To be clear: that's how they happen to most visibly be used, but the more general idea is that Remarks are for purely informational messages. One test for whether a diagnostic could reasonably be a remark is: can we imagine anyone ever reasonably wanting to promote it to an error as part of the flags for some project? If so, then use of a remark is inappropriate. That's certainly the case here: it's entirely reasonable to want to be able to reject use of non-portable functionality such as this. So I agree, this should not be a remark.

Btw, it looks like when you generated this patch, it was generated against the previous diff and not trunk, so the diff view is misleading. When you update the patch, can you be sure to diff against the trunk?

Please also ensure you upload a diff with full context.

nomanous updated this revision to Diff 295766.Oct 2 2020, 2:25 AM

I change the four-char constants back to "Warning" in this revision, but set it to be ignored by default.

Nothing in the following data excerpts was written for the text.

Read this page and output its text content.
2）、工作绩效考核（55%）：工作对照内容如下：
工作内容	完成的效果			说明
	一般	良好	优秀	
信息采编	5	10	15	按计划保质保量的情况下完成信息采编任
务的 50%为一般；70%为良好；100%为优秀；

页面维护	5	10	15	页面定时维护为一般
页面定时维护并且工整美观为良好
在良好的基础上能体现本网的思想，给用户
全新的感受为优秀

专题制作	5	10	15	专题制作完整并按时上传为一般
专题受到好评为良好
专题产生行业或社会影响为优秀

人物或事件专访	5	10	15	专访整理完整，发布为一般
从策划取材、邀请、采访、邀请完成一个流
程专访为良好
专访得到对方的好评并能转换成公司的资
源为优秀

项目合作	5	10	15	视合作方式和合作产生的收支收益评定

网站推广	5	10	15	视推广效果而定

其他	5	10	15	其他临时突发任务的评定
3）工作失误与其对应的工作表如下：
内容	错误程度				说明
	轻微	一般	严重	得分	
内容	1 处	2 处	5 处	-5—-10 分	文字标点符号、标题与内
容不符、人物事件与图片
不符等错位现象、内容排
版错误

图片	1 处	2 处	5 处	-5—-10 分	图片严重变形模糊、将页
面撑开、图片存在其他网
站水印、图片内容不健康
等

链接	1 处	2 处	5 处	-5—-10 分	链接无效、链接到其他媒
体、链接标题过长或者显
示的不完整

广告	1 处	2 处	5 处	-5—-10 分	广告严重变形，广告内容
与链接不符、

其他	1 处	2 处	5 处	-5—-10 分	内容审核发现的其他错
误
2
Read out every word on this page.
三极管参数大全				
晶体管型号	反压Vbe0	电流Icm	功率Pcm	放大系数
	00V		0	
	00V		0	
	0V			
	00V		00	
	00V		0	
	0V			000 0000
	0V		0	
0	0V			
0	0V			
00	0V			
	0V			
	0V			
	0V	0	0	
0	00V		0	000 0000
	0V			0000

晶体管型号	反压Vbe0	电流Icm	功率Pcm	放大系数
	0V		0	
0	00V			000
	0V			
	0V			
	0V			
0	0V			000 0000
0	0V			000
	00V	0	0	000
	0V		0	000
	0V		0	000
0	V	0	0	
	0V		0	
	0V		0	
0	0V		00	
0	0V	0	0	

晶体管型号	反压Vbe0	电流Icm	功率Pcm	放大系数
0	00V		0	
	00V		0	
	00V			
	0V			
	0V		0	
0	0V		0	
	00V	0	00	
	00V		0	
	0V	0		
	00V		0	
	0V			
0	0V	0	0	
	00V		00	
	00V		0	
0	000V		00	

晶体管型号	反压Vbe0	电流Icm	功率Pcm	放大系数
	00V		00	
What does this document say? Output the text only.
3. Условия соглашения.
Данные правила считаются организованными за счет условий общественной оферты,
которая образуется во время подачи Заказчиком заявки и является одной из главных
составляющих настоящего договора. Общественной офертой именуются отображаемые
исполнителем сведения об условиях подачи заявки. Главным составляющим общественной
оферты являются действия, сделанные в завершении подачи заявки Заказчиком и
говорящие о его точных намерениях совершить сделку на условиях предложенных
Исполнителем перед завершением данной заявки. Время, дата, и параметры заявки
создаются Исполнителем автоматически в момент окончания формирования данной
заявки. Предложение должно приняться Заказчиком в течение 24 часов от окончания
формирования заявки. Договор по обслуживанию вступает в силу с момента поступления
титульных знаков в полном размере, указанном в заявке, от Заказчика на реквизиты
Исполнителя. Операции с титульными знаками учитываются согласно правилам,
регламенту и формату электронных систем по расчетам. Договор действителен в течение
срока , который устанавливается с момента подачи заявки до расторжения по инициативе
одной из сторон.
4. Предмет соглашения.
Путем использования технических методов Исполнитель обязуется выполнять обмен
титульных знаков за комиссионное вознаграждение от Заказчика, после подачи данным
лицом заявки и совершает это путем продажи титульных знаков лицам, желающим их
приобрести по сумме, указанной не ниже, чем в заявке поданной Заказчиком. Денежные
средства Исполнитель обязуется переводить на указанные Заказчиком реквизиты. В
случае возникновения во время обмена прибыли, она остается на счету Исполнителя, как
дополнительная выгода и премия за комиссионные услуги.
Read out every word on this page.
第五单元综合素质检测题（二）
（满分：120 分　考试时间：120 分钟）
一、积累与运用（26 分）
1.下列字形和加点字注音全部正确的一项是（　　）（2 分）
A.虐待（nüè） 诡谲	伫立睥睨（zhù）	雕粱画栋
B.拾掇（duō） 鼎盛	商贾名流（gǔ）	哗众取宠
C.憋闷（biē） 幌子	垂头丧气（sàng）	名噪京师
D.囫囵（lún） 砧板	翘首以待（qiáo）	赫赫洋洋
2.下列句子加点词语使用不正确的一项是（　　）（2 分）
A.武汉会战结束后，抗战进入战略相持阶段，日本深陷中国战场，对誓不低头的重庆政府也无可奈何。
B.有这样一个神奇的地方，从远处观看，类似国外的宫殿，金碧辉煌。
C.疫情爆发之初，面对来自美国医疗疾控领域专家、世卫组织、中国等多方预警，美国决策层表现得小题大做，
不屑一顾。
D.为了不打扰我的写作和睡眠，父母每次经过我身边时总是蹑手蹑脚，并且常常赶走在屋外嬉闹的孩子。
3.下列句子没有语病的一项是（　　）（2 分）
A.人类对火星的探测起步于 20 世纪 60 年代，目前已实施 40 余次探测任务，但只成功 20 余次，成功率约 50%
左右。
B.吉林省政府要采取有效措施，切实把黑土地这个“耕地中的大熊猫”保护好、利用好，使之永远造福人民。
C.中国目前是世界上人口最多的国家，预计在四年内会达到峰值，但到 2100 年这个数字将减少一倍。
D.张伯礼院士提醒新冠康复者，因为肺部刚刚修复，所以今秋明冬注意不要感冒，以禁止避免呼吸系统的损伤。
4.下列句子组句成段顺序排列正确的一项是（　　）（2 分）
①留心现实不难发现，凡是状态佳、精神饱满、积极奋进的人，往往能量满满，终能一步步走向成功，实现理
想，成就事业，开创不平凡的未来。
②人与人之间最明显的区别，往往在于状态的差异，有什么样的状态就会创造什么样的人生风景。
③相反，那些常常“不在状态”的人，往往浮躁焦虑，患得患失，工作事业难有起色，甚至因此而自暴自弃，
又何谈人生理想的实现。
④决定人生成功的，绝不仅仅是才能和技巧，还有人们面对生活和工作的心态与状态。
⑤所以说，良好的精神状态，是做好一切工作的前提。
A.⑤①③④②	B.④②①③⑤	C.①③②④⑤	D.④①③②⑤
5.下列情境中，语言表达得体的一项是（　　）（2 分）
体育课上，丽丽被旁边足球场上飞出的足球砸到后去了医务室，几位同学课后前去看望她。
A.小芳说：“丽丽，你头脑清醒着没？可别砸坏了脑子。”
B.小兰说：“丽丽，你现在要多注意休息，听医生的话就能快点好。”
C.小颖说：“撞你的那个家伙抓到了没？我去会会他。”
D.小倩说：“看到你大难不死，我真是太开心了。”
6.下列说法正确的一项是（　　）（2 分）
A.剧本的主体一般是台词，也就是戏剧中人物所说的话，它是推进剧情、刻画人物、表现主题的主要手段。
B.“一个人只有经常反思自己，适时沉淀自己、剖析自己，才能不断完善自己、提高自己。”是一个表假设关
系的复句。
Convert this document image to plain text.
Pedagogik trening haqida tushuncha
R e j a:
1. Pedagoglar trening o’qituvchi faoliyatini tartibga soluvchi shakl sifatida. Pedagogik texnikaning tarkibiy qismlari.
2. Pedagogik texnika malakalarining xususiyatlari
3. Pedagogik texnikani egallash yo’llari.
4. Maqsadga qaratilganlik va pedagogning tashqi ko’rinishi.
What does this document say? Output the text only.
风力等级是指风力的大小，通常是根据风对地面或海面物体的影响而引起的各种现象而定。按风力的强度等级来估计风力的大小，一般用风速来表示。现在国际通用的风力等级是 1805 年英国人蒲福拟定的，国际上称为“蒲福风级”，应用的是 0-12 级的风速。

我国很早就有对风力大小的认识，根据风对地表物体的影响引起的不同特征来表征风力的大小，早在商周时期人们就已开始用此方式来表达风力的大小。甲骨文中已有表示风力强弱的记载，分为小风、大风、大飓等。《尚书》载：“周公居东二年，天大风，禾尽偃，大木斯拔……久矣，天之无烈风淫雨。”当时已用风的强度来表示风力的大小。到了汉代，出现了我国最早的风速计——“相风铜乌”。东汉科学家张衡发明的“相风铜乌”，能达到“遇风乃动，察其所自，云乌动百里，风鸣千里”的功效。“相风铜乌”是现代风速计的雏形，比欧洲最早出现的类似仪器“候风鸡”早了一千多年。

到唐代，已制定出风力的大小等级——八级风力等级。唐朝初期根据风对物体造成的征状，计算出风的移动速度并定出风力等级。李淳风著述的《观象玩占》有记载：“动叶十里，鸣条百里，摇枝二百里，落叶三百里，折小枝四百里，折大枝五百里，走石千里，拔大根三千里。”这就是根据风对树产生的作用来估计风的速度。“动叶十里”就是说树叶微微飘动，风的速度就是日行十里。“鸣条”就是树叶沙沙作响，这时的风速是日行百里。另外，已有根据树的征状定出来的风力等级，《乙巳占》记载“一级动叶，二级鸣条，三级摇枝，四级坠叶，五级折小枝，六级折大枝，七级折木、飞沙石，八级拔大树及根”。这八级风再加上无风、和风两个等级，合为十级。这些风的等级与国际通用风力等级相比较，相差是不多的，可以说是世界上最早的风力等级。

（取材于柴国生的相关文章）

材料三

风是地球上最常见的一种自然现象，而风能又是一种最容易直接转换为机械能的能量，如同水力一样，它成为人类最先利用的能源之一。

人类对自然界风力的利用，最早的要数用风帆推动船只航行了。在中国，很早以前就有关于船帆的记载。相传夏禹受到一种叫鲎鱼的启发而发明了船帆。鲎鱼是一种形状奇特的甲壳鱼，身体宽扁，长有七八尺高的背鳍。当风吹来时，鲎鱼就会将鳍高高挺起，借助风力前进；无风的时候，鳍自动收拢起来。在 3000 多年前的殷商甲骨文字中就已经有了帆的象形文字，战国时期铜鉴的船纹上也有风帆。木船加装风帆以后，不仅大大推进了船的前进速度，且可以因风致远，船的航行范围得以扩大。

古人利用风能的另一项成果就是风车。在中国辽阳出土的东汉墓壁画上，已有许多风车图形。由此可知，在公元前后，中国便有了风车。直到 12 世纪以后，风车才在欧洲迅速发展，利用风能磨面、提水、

nomanous updated this revision to Diff 295771.Oct 2 2020, 2:35 AM

I restore some needless modification in the previous patch.

aaron.ballman accepted this revision.Oct 2 2020, 6:37 AM

That doesn't sound like the right approach to me -- Remarks are usually for reporting backend decision-making to the frontend for things like optimization passes.

To be clear: that's how they happen to most visibly be used, but the more general idea is that Remarks are for purely informational messages. One test for whether a diagnostic could reasonably be a remark is: can we imagine anyone ever reasonably wanting to promote it to an error as part of the flags for some project? If so, then use of a remark is inappropriate. That's certainly the case here: it's entirely reasonable to want to be able to reject use of non-portable functionality such as this. So I agree, this should not be a remark.

Thank you for the explanation!

The patch LGTM with a minor nit about the test case.

clang/test/Lexer/multi-char-constants.c
7

You can remove the empty main().

This revision is now accepted and ready to land.Oct 2 2020, 6:37 AM
rsmith added inline comments.Oct 3 2020, 9:50 AM
clang/include/clang/Basic/DiagnosticLexKinds.td
108–109

Please also rename these diagnostics from ext_ to warn_.

nomanous updated this revision to Diff 296118.Oct 5 2020, 2:00 AM

In this revision I delete the useless main function in the new test case and rename ext_multichar_character_literal & ext_four_char_character_literal to warn_multichar_character_literal & warn_four_char_character_literal.

aaron.ballman accepted this revision.Oct 5 2020, 12:56 PM

LGTM! Do you need someone to commit on your behalf?

LGTM! Do you need someone to commit on your behalf?

Yes I need!

aaron.ballman closed this revision.Oct 6 2020, 5:48 AM

LGTM! Do you need someone to commit on your behalf?

Yes I need!

I've committed on your behalf in 8fa45e1fd527269140c4e2a1652fef5500da16fd, thank you for the fix!